KODJ
- Salt Lake City, Utah; United States;
- Broadcast area: Salt Lake City metropolitan area
- Frequency: 94.1 MHz (HD Radio)
- Branding: 94.1 KODJ

Programming
- Format: Classic hits
- Subchannels: HD2: "Magic" (bilingual adult contemporary)
- Affiliations: Premiere Networks

Ownership
- Owner: iHeartMedia; (iHM Licenses, LLC);
- Sister stations: KAAZ-FM; KJMY; KNRS; KNRS-FM; KZHT;

History
- First air date: December 1, 1968
- Former call signs: KALL-FM (1968–1984, 1991–1993); KLCY-FM (1984–1991);
- Call sign meaning: Oldies; inherited from the former callsign of KCBS-FM in Los Angeles

Technical information
- Facility ID: 48916
- Class: C
- ERP: 21,500 watts
- HAAT: 1,219 meters (3,999 ft)
- Transmitter coordinates: 40°39′34.8″N 112°12′7.8″W﻿ / ﻿40.659667°N 112.202167°W

Links
- Webcast: Listen live (via iHeartRadio) HD2: Listen live (via iHeartRadio)
- Website: 941kodj.iheart.com

= KODJ =

Radio station in Salt Lake City

KODJ (94.1 FM) is a commercial radio station in Salt Lake City, Utah. The station airs a classic hits radio format and is owned by iHeartMedia, Inc. The station's studios and offices are located in West Valley City.

KODJ has an effective radiated power of 21,500 watts. The transmitter site is located in Erda, Utah, on Farnsworth Peak in the Oquirrh Mountains. KODJ is also heard on about a dozen FM translator stations in small communities around Utah and Wyoming.

==History==
=== KALL-FM (1968–1984) ===
On December 1, 1968, the station signed on as KALL-FM. It was the FM counterpart to KALL (910 AM) (not related to the current incarnation on 700 AM). KALL-AM-FM were owned by the Salt Lake City Broadcasting Company, which was also the partial owner of KUTV. At first, KALL-FM simulcast the AM station, carrying its full service, middle of the road format of popular music and ABC Radio News.

In the 1970s, the simulcast ended and the FM station switched to an automated Top 40 format, while still keeping the KALL-FM call sign.

=== Adult contemporary (1984–1991) ===
In May 1984, KALL-FM switched its call letters to KLCY-FM, and changed format to soft adult contemporary music as "Classy 94.1". Over the next few years, the format moved a bit more uptempo to mainstream adult contemporary.
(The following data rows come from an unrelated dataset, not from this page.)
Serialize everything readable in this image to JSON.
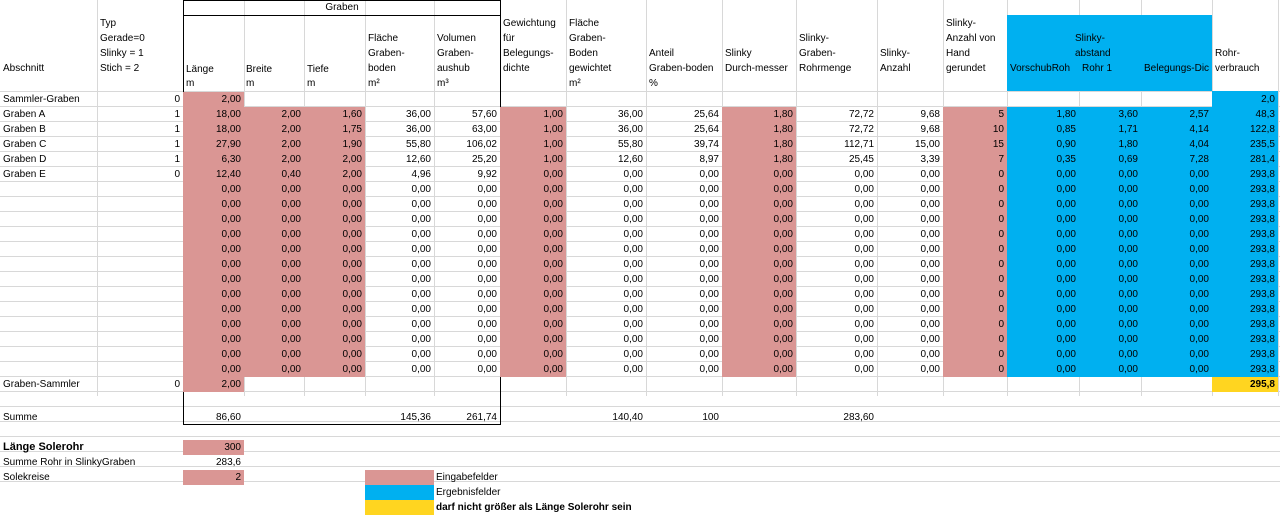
{
  "header": {
    "group_graben": "Graben",
    "abschnitt": "Abschnitt",
    "typ": [
      "Typ",
      "Gerade=0",
      "Slinky = 1",
      "Stich = 2"
    ],
    "laenge": "Länge",
    "breite": "Breite",
    "tiefe": "Tiefe",
    "flaeche": [
      "Fläche",
      "Graben-",
      "boden"
    ],
    "volumen": [
      "Volumen",
      "Graben-",
      "aushub"
    ],
    "gewichtung": [
      "Gewichtung",
      "für",
      "Belegungs-",
      "dichte"
    ],
    "flaeche_gew": [
      "Fläche",
      "Graben-",
      "Boden",
      "gewichtet"
    ],
    "anteil": "Anteil",
    "anteil2": "Graben-boden",
    "slinky_d": "Slinky",
    "slinky_d2": "Durch-messer",
    "rohrmenge": [
      "Slinky-",
      "Graben-",
      "Rohrmenge"
    ],
    "anzahl": [
      "Slinky-",
      "Anzahl"
    ],
    "anzahl_hand": [
      "Slinky-",
      "Anzahl von",
      "Hand",
      "gerundet"
    ],
    "abstand": [
      "Slinky-",
      "abstand"
    ],
    "vorschub": "VorschubRoh",
    "rohr1": "Rohr 1",
    "belegung": "Belegungs-Dic",
    "rohrverbrauch": [
      "Rohr-",
      "verbrauch"
    ]
  },
  "units": {
    "laenge": "m",
    "breite": "m",
    "tiefe": "m",
    "flaeche": "m²",
    "volumen": "m³",
    "flaeche_gew": "m²",
    "anteil": "%"
  },
  "rows": [
    [
      "Sammler-Graben",
      "0",
      "2,00",
      "",
      "",
      "",
      "",
      "",
      "",
      "",
      "",
      "",
      "",
      "",
      "",
      "",
      "",
      "2,0"
    ],
    [
      "Graben A",
      "1",
      "18,00",
      "2,00",
      "1,60",
      "36,00",
      "57,60",
      "1,00",
      "36,00",
      "25,64",
      "1,80",
      "72,72",
      "9,68",
      "5",
      "1,80",
      "3,60",
      "2,57",
      "48,3"
    ],
    [
      "Graben B",
      "1",
      "18,00",
      "2,00",
      "1,75",
      "36,00",
      "63,00",
      "1,00",
      "36,00",
      "25,64",
      "1,80",
      "72,72",
      "9,68",
      "10",
      "0,85",
      "1,71",
      "4,14",
      "122,8"
    ],
    [
      "Graben C",
      "1",
      "27,90",
      "2,00",
      "1,90",
      "55,80",
      "106,02",
      "1,00",
      "55,80",
      "39,74",
      "1,80",
      "112,71",
      "15,00",
      "15",
      "0,90",
      "1,80",
      "4,04",
      "235,5"
    ],
    [
      "Graben D",
      "1",
      "6,30",
      "2,00",
      "2,00",
      "12,60",
      "25,20",
      "1,00",
      "12,60",
      "8,97",
      "1,80",
      "25,45",
      "3,39",
      "7",
      "0,35",
      "0,69",
      "7,28",
      "281,4"
    ],
    [
      "Graben E",
      "0",
      "12,40",
      "0,40",
      "2,00",
      "4,96",
      "9,92",
      "0,00",
      "0,00",
      "0,00",
      "0,00",
      "0,00",
      "0,00",
      "0",
      "0,00",
      "0,00",
      "0,00",
      "293,8"
    ],
    [
      "",
      "",
      "0,00",
      "0,00",
      "0,00",
      "0,00",
      "0,00",
      "0,00",
      "0,00",
      "0,00",
      "0,00",
      "0,00",
      "0,00",
      "0",
      "0,00",
      "0,00",
      "0,00",
      "293,8"
    ],
    [
      "",
      "",
      "0,00",
      "0,00",
      "0,00",
      "0,00",
      "0,00",
      "0,00",
      "0,00",
      "0,00",
      "0,00",
      "0,00",
      "0,00",
      "0",
      "0,00",
      "0,00",
      "0,00",
      "293,8"
    ],
    [
      "",
      "",
      "0,00",
      "0,00",
      "0,00",
      "0,00",
      "0,00",
      "0,00",
      "0,00",
      "0,00",
      "0,00",
      "0,00",
      "0,00",
      "0",
      "0,00",
      "0,00",
      "0,00",
      "293,8"
    ],
    [
      "",
      "",
      "0,00",
      "0,00",
      "0,00",
      "0,00",
      "0,00",
      "0,00",
      "0,00",
      "0,00",
      "0,00",
      "0,00",
      "0,00",
      "0",
      "0,00",
      "0,00",
      "0,00",
      "293,8"
    ],
    [
      "",
      "",
      "0,00",
      "0,00",
      "0,00",
      "0,00",
      "0,00",
      "0,00",
      "0,00",
      "0,00",
      "0,00",
      "0,00",
      "0,00",
      "0",
      "0,00",
      "0,00",
      "0,00",
      "293,8"
    ],
    [
      "",
      "",
      "0,00",
      "0,00",
      "0,00",
      "0,00",
      "0,00",
      "0,00",
      "0,00",
      "0,00",
      "0,00",
      "0,00",
      "0,00",
      "0",
      "0,00",
      "0,00",
      "0,00",
      "293,8"
    ],
    [
      "",
      "",
      "0,00",
      "0,00",
      "0,00",
      "0,00",
      "0,00",
      "0,00",
      "0,00",
      "0,00",
      "0,00",
      "0,00",
      "0,00",
      "0",
      "0,00",
      "0,00",
      "0,00",
      "293,8"
    ],
    [
      "",
      "",
      "0,00",
      "0,00",
      "0,00",
      "0,00",
      "0,00",
      "0,00",
      "0,00",
      "0,00",
      "0,00",
      "0,00",
      "0,00",
      "0",
      "0,00",
      "0,00",
      "0,00",
      "293,8"
    ],
    [
      "",
      "",
      "0,00",
      "0,00",
      "0,00",
      "0,00",
      "0,00",
      "0,00",
      "0,00",
      "0,00",
      "0,00",
      "0,00",
      "0,00",
      "0",
      "0,00",
      "0,00",
      "0,00",
      "293,8"
    ],
    [
      "",
      "",
      "0,00",
      "0,00",
      "0,00",
      "0,00",
      "0,00",
      "0,00",
      "0,00",
      "0,00",
      "0,00",
      "0,00",
      "0,00",
      "0",
      "0,00",
      "0,00",
      "0,00",
      "293,8"
    ],
    [
      "",
      "",
      "0,00",
      "0,00",
      "0,00",
      "0,00",
      "0,00",
      "0,00",
      "0,00",
      "0,00",
      "0,00",
      "0,00",
      "0,00",
      "0",
      "0,00",
      "0,00",
      "0,00",
      "293,8"
    ],
    [
      "",
      "",
      "0,00",
      "0,00",
      "0,00",
      "0,00",
      "0,00",
      "0,00",
      "0,00",
      "0,00",
      "0,00",
      "0,00",
      "0,00",
      "0",
      "0,00",
      "0,00",
      "0,00",
      "293,8"
    ],
    [
      "",
      "",
      "0,00",
      "0,00",
      "0,00",
      "0,00",
      "0,00",
      "0,00",
      "0,00",
      "0,00",
      "0,00",
      "0,00",
      "0,00",
      "0",
      "0,00",
      "0,00",
      "0,00",
      "293,8"
    ],
    [
      "Graben-Sammler",
      "0",
      "2,00",
      "",
      "",
      "",
      "",
      "",
      "",
      "",
      "",
      "",
      "",
      "",
      "",
      "",
      "",
      "295,8"
    ]
  ],
  "summe": {
    "label": "Summe",
    "laenge": "86,60",
    "flaeche": "145,36",
    "volumen": "261,74",
    "flaeche_gew": "140,40",
    "anteil": "100",
    "rohrmenge": "283,60"
  },
  "bottom": {
    "laenge_solerohr_label": "Länge Solerohr",
    "laenge_solerohr": "300",
    "summe_rohr_label": "Summe Rohr in SlinkyGraben",
    "summe_rohr": "283,6",
    "solekreise_label": "Solekreise",
    "solekreise": "2"
  },
  "legend": {
    "eingabe": "Eingabefelder",
    "ergebnis": "Ergebnisfelder",
    "warnung": "darf nicht größer als Länge Solerohr sein"
  },
  "colors": {
    "input": "#da9694",
    "result": "#00b0f0",
    "warning": "#ffd520",
    "grid": "#d8d8d8"
  }
}
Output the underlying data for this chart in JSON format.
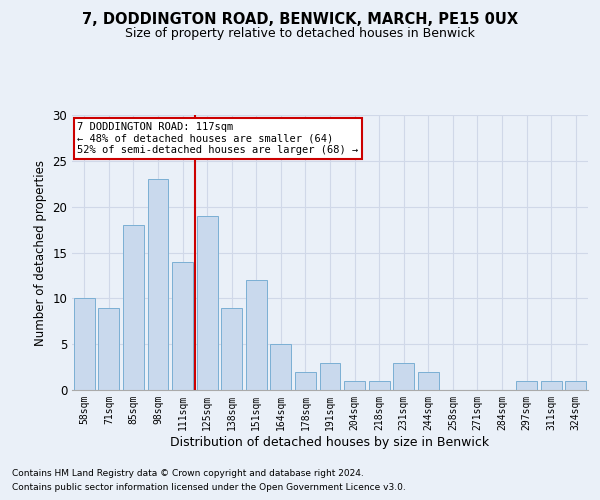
{
  "title": "7, DODDINGTON ROAD, BENWICK, MARCH, PE15 0UX",
  "subtitle": "Size of property relative to detached houses in Benwick",
  "xlabel": "Distribution of detached houses by size in Benwick",
  "ylabel": "Number of detached properties",
  "bar_labels": [
    "58sqm",
    "71sqm",
    "85sqm",
    "98sqm",
    "111sqm",
    "125sqm",
    "138sqm",
    "151sqm",
    "164sqm",
    "178sqm",
    "191sqm",
    "204sqm",
    "218sqm",
    "231sqm",
    "244sqm",
    "258sqm",
    "271sqm",
    "284sqm",
    "297sqm",
    "311sqm",
    "324sqm"
  ],
  "bar_values": [
    10,
    9,
    18,
    23,
    14,
    19,
    9,
    12,
    5,
    2,
    3,
    1,
    1,
    3,
    2,
    0,
    0,
    0,
    1,
    1,
    1
  ],
  "bar_color": "#c9d9ed",
  "bar_edge_color": "#7bafd4",
  "bar_edge_width": 0.7,
  "vline_x_index": 4.5,
  "vline_color": "#cc0000",
  "annotation_text": "7 DODDINGTON ROAD: 117sqm\n← 48% of detached houses are smaller (64)\n52% of semi-detached houses are larger (68) →",
  "annotation_box_color": "#ffffff",
  "annotation_box_edge": "#cc0000",
  "ylim": [
    0,
    30
  ],
  "yticks": [
    0,
    5,
    10,
    15,
    20,
    25,
    30
  ],
  "grid_color": "#d0d8e8",
  "background_color": "#eaf0f8",
  "footnote1": "Contains HM Land Registry data © Crown copyright and database right 2024.",
  "footnote2": "Contains public sector information licensed under the Open Government Licence v3.0."
}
=== Oldies/classic hits (1991–present) ===
On September 30, 1991, the station's format was changed from AC to oldies. The call letters were changed back to KALL-FM on July 10. Management wanted to recapture some of the listeners who had grown up on KALL-FM when it was a contemporary hits station.

On December 3, 1993, the call sign switched to the current KODJ. The original KODJ call letters were originally found on a radio station in Los Angeles.

The station used the branding name "Oldies 94.1" through the 1990s. In 1999, the station was acquired by Clear Channel Communications, based in San Antonio. (The corporate name changed to the current iHeartMedia in 2014.) Clear Channel rebranded the station as "94.1 KODJ" in 2001.

Through this time, the station had a longtime staff line-up. Dickie Shannon became the morning drive time host in 1994 and was joined by co-host Angel Deville in 1995. The pair married in 1997. Their show was re-branded "Married with Microphones." Clear Channel dropped the pair in 2007. They were replaced with "Steve Harmon and the Breakfast Club."

Other past staff members include Rob Boshard, a former KISN DJ who was told early in his career that he did not have a voice for radio. Boshard's "Rockin' Rob in the Afternoon" show ended in 2009. Ed Wright hosted the night shift as "The Music Professor." He left the station in 2004 following a bout of cancer.

In the early 2000s, the station returned to the name "Oldies 94.1". On January 15, 2015, KODJ rebranded back to "94.1 KODJ, Salt Lake's Greatest Hits". The station also launched a new logo, and once again, removed the "oldies" wording from the station's branding. In the late 2010s, the station began airing Ellen K on Saturday mornings, while rebroadcasts of American Top 40 episodes first aired in the 1970s and 1980s are heard on Sundays.